Lower the bar for two states

There is need to first clear the bar at the lower height: the reality of two states achieved by independent steps.

FlagIL 370 (photo credit: REUTERS)
FlagIL 370
(photo credit: REUTERS)
Widespread reports that the current round of Israeli-Palestinian negotiations, initiated by US Secretary of State John Kerry, have yielded no progress, just like the previous ones, have led to two developments.
Secretary Kerry returned to the region last week and met with Israeli and Palestinian leaders. Second, with increasing intensity over time, the one-state solution to the Israeli-Palestinian conflict is creeping onto center stage.
The main argument for abandoning the two-state solution is that the parties have been trying to reach it for 30 years and have failed.
The problem with this line of reasoning, however, is that it confuses the ends with the means.
Achieving direct negotiations has become the goal, when it is actually one path to the real goal: a two-state solution.
But decades of failures must mean something. And what that should teach us is not to abandon the goal, but to find a better path.
In addition, we have failed because we set the bar too high.

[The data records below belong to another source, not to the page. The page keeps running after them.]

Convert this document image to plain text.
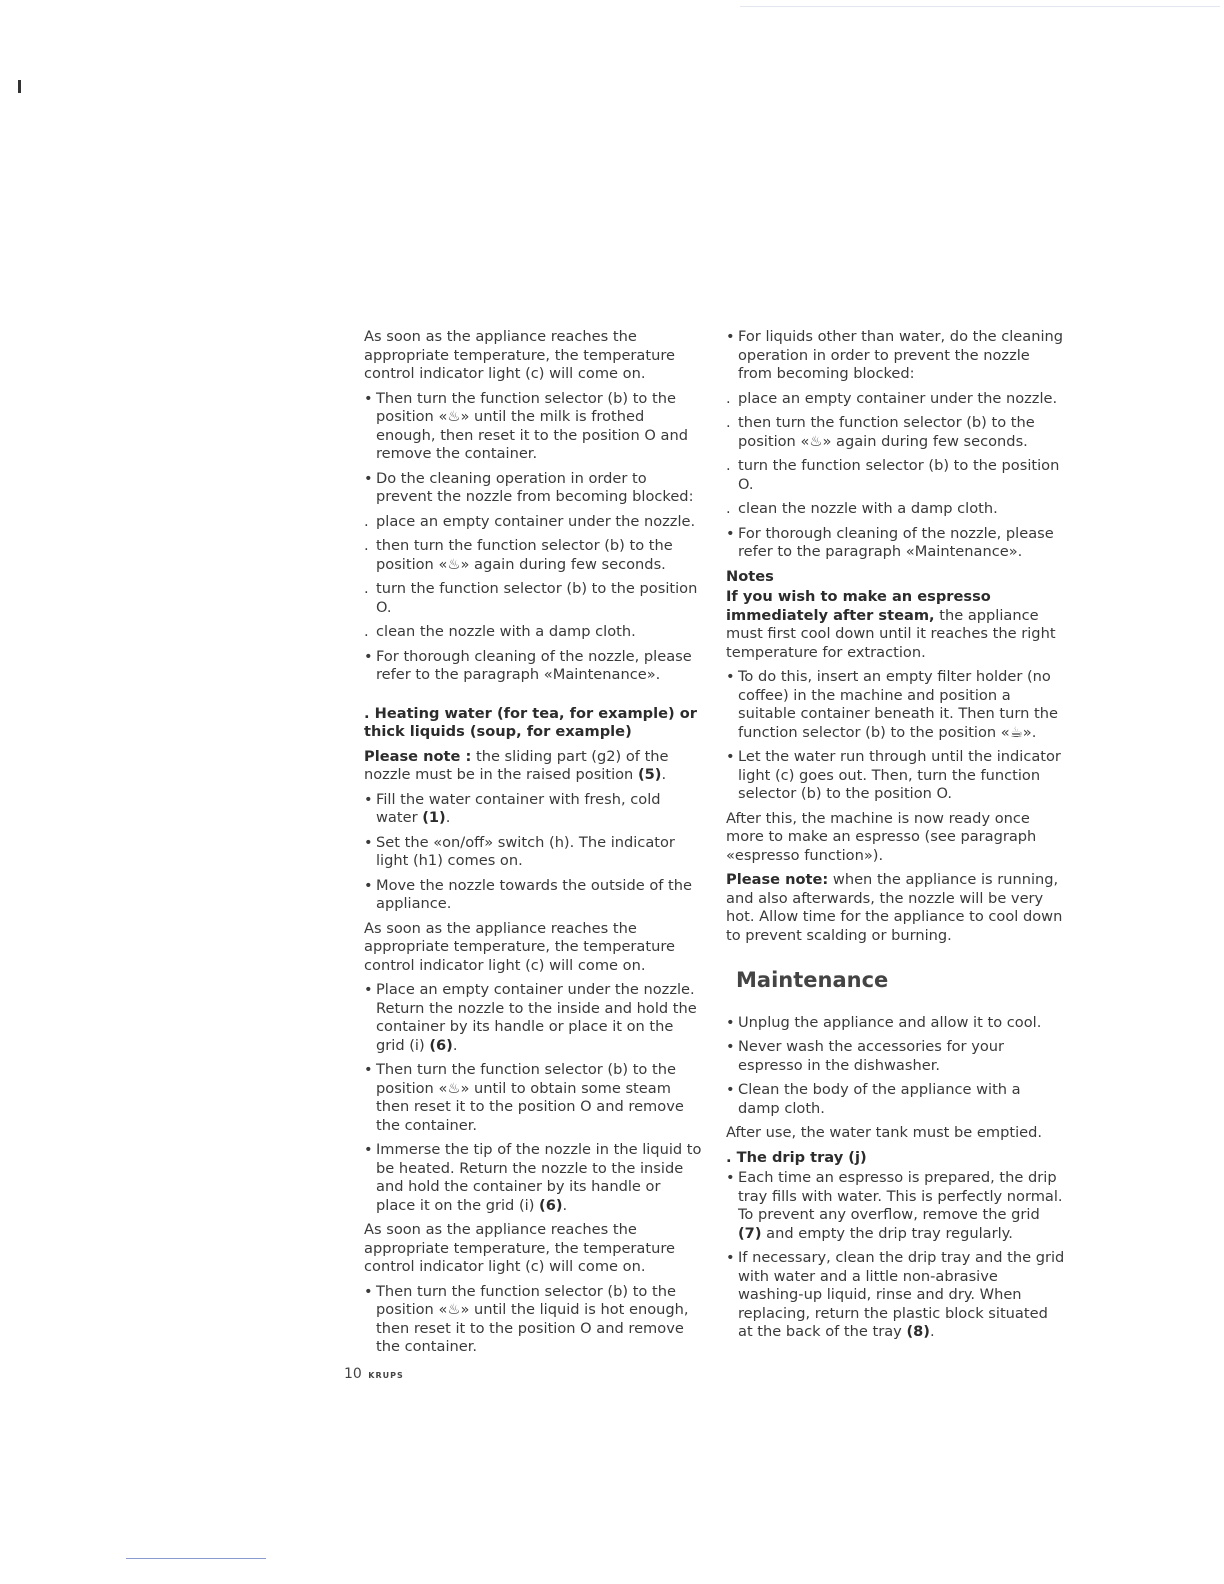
As soon as the appliance reaches the appropriate temperature, the temperature control indicator light (c) will come on.

• Then turn the function selector (b) to the position «♨» until the milk is frothed enough, then reset it to the position O and remove the container.
• Do the cleaning operation in order to prevent the nozzle from becoming blocked:
. place an empty container under the nozzle.
. then turn the function selector (b) to the position «♨» again during few seconds.
. turn the function selector (b) to the position O.
. clean the nozzle with a damp cloth.
• For thorough cleaning of the nozzle, please refer to the paragraph «Maintenance».
. Heating water (for tea, for example) or thick liquids (soup, for example)

Please note : the sliding part (g2) of the nozzle must be in the raised position (5).

• Fill the water container with fresh, cold water (1).
• Set the «on/off» switch (h). The indicator light (h1) comes on.
• Move the nozzle towards the outside of the appliance.

As soon as the appliance reaches the appropriate temperature, the temperature control indicator light (c) will come on.

• Place an empty container under the nozzle. Return the nozzle to the inside and hold the container by its handle or place it on the grid (i) (6).
• Then turn the function selector (b) to the position «♨» until to obtain some steam then reset it to the position O and remove the container.
• Immerse the tip of the nozzle in the liquid to be heated. Return the nozzle to the inside and hold the container by its handle or place it on the grid (i) (6).

As soon as the appliance reaches the appropriate temperature, the temperature control indicator light (c) will come on.

• Then turn the function selector (b) to the position «♨» until the liquid is hot enough, then reset it to the position O and remove the container.
• For liquids other than water, do the cleaning operation in order to prevent the nozzle from becoming blocked:
. place an empty container under the nozzle.
. then turn the function selector (b) to the position «♨» again during few seconds.
. turn the function selector (b) to the position O.
. clean the nozzle with a damp cloth.
• For thorough cleaning of the nozzle, please refer to the paragraph «Maintenance».
Notes

If you wish to make an espresso immediately after steam, the appliance must first cool down until it reaches the right temperature for extraction.

• To do this, insert an empty filter holder (no coffee) in the machine and position a suitable container beneath it. Then turn the function selector (b) to the position «☕».
• Let the water run through until the indicator light (c) goes out. Then, turn the function selector (b) to the position O.

After this, the machine is now ready once more to make an espresso (see paragraph «espresso function»).

Please note: when the appliance is running, and also afterwards, the nozzle will be very hot. Allow time for the appliance to cool down to prevent scalding or burning.

Maintenance
• Unplug the appliance and allow it to cool.
• Never wash the accessories for your espresso in the dishwasher.
• Clean the body of the appliance with a damp cloth.

After use, the water tank must be emptied.

. The drip tray (j)
• Each time an espresso is prepared, the drip tray fills with water. This is perfectly normal. To prevent any overflow, remove the grid (7) and empty the drip tray regularly.
• If necessary, clean the drip tray and the grid with water and a little non-abrasive washing-up liquid, rinse and dry. When replacing, return the plastic block situated at the back of the tray (8).
10 KRUPS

We have set it at a full-fledged, permanent solution. But that requires courageous and honest negotiations, and leaders, which evidently is not possible in today’s domestic and regional political environment. Negotiations between parties suspicious as to the other’s intentions and hamstrung by domestic constraints cannot yield an agreement.
Therefore, if the talks remain at an impasse, it’s time to lower the bar, and not hinge everything on direct negotiations. This is the message Kerry should take back with him to Washington.
Instead of the two parties negotiating a two-state solution with one another, with the United States serving as the broker, each party needs to create a two-state reality on the ground. And that can be achieved by independent steps by both sides – without the need for the other side’s agreement – if these actions help establish a two-state reality and advance us toward the goal of two states for two peoples.
This path can yield significant progress.
For the Israeli side, such steps could include a declaration of having no sovereignty claims over areas east of the security fence, enacting of a voluntary evacuation and compensation law for the settlers who live in these areas, and initiating a national-scale planning effort for the absorption of the some 100,000 settlers who will eventually relocate.
For the Palestinians, the steps should include fiercely fighting terror and intransigent groups that try to spoil any progress, and making sure all textbooks in the education system accept the existence of Israel alongside a viable Palestinian state.
The US and rest of the international community have a key role in this new paradigm.
They should use the prism of constructiveness when refereeing whether or not an independent step advances a twostate reality. For example, under the proposed paradigm, a step like the Palestinian UN statehood bid should not have been vetoed by the US at the UN Security Council.
That’s because UN membership advances a reality of two states. The argument that the bid was done outside the scope of negotiation is exactly the problem.
But when either side takes independent steps that impede progress toward two states – such as Israel building settlements east of the security fence or Palestinian calls for Israel boycotts – the international community must exact a price from the offending party.
At the same time, we should not take our eyes off the twostate solution ball. The parameters of a two-states agreement are well understood, and therefore any independent step by either party must be evaluated solely on the basis of whether or not it brings the reality closer to that agreement.
When, after some experience with a two-state reality, the conditions will be ripe to raise the bar back and return to direct negotiations, the task will be much more manageable.
The choice between one state and two states is a false one.
There is really no alternative to two states for those of us who cherish the Zionist dream of a secure, democratic homeland for the Jewish people.
But there is an alternative to the futile negotiation attempts.
As in a high-jump competition, there is need to first clear the bar at the lower height: the reality of two states achieved by independent steps. Once that is cleared, we can raise the bar further and aim for an agreement, which must remain the goal.
Ami Ayalon is the co-chairman of Blue White Future, and a former director of the Israel Security Agency (Shin Bet). Orni Petruschka is co-chairman of the Israeli non-partisan organization Blue White Future and a hi-tech entrepreneur in Israel.